In 1920, Upton was elected Vice Chair of the Executive Committee of the Republican National Committee. She was the first woman to serve on that highest national body of Republican Party politics. She stepped down from this position in June 1924 in an attempt to follow her father into the halls of Congress, running unsuccessfully in the August Republican primary election in the Ohio 19th District for the House of Representatives.

In 1928, Upton served as the assistant campaign manager for the Republican Party of Ohio.

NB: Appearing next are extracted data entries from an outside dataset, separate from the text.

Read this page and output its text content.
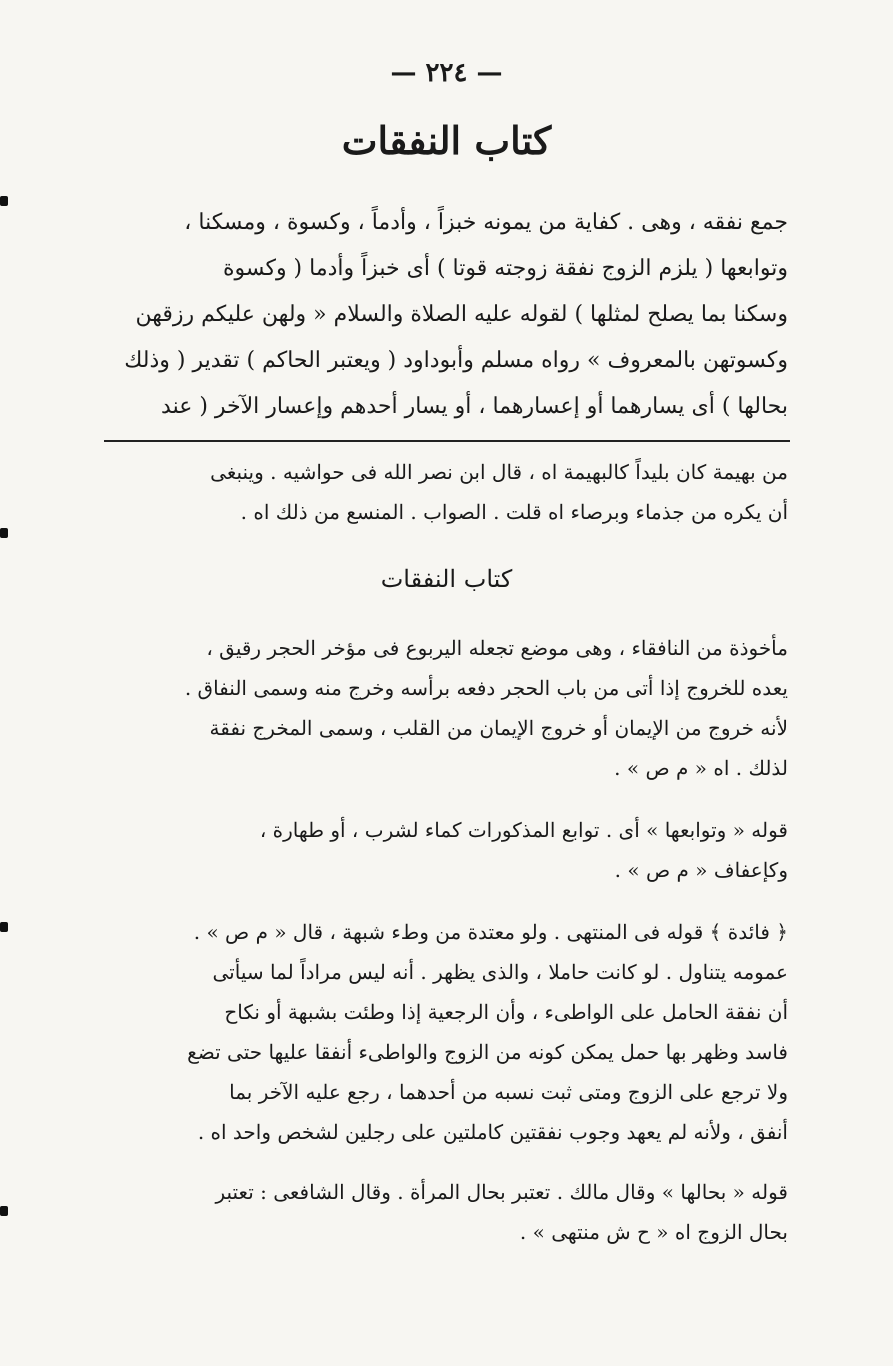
— ٢٢٤ —
كتاب النفقات
جمع نفقه ، وهى . كفاية من يمونه خبزاً ، وأدماً ، وكسوة ، ومسكنا ،
وتوابعها ( يلزم الزوج نفقة زوجته قوتا ) أى خبزاً وأدما ( وكسوة
وسكنا بما يصلح لمثلها ) لقوله عليه الصلاة والسلام « ولهن عليكم رزقهن
وكسوتهن بالمعروف » رواه مسلم وأبوداود ( ويعتبر الحاكم ) تقدير ( وذلك
بحالها ) أى يسارهما أو إعسارهما ، أو يسار أحدهم وإعسار الآخر ( عند
من بهيمة كان بليداً كالبهيمة اه ، قال ابن نصر الله فى حواشيه . وينبغى
أن يكره من جذماء وبرصاء اه قلت . الصواب . المنسع من ذلك اه .
كتاب النفقات
مأخوذة من النافقاء ، وهى موضع تجعله اليربوع فى مؤخر الحجر رقيق ،
يعده للخروج إذا أتى من باب الحجر دفعه برأسه وخرج منه وسمى النفاق .
لأنه خروج من الإيمان أو خروج الإيمان من القلب ، وسمى المخرج نفقة
لذلك . اه « م ص » .
قوله « وتوابعها » أى . توابع المذكورات كماء لشرب ، أو طهارة ،
وكإعفاف « م ص » .
﴿ فائدة ﴾ قوله فى المنتهى . ولو معتدة من وطء شبهة ، قال « م ص » .
عمومه يتناول . لو كانت حاملا ، والذى يظهر . أنه ليس مراداً لما سيأتى
أن نفقة الحامل على الواطىء ، وأن الرجعية إذا وطئت بشبهة أو نكاح
فاسد وظهر بها حمل يمكن كونه من الزوج والواطىء أنفقا عليها حتى تضع
ولا ترجع على الزوج ومتى ثبت نسبه من أحدهما ، رجع عليه الآخر بما
أنفق ، ولأنه لم يعهد وجوب نفقتين كاملتين على رجلين لشخص واحد اه .
قوله « بحالها » وقال مالك . تعتبر بحال المرأة . وقال الشافعى : تعتبر
بحال الزوج اه « ح ش منتهى » .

For all her successes and honors on the national stage, Upton's personal electoral success was modest, being the first woman to be elected to the Warren Board of Education.

Throughout her life Upton participated in a number of other organizations, including the Daughters of the American Revolution, the Woman's Christian Temperance Union, the Women's Relief Corps, and the Episcopal Church.

===Death and legacy===

Harriet Taylor Upton died in Pasadena, California, on November 2, 1945, aged 91. She was inducted into the Ohio Women's Hall of Fame in 1981, in the category of Government and Military Service.

In early 2010, Upton was proposed by the Ohio Historical Society as a finalist in a statewide vote for inclusion in Statuary Hall at the United States Capitol.

The Harriet Taylor Upton House in Warren, Ohio, is a National Historic Landmark.

In March 2021, Mike Loychik, a member of the Ohio House of Representatives proposed a bill that would rename Ohio's Mosquito Lake State Park to "Donald J. Trump State Park". In response to this, a local resident began a petition with the goal of renaming it after Harriet Taylor Upton.

==Works==

- The Foster-Children of Washington. Boston: D. Lothrop, 1888. —Children's book.
- The Household of Andrew Jackson. Boston: D. Lothrop, 1889. —Children's book.
- Our Early Presidents, Their Wives and Children: From Washington to Jackson. Boston: D. Lothrop Co., 1890. —Children's book.
- The Family of Jefferson. Boston: D. Lothrop, 1891. —Children's book.
- A Twentieth Century History of Trumbull County, Ohio: A Narrative Account of Its Historical Progress, Its People, and Its Principal Interests. Vol. 1 | Vol. 2 Chicago: Lewis Publishing Co., 1909.
- A History of the Western Reserve and Its People. Vol. 1 | Vol. 2 | Vol. 3 Chicago: Lewis Publishing Co., 1910.
- Militancy: An Excuse. Warren, OH: Ohio Woman Suffrage Association, n.d. [c. 1910].
- Japanese Gardens. London : Methuen & Co., 1912.
- Random Recollections of Harriet Taylor Upton: An Autobiography. n.c. [Columbus, OH?]: n.p., 1927.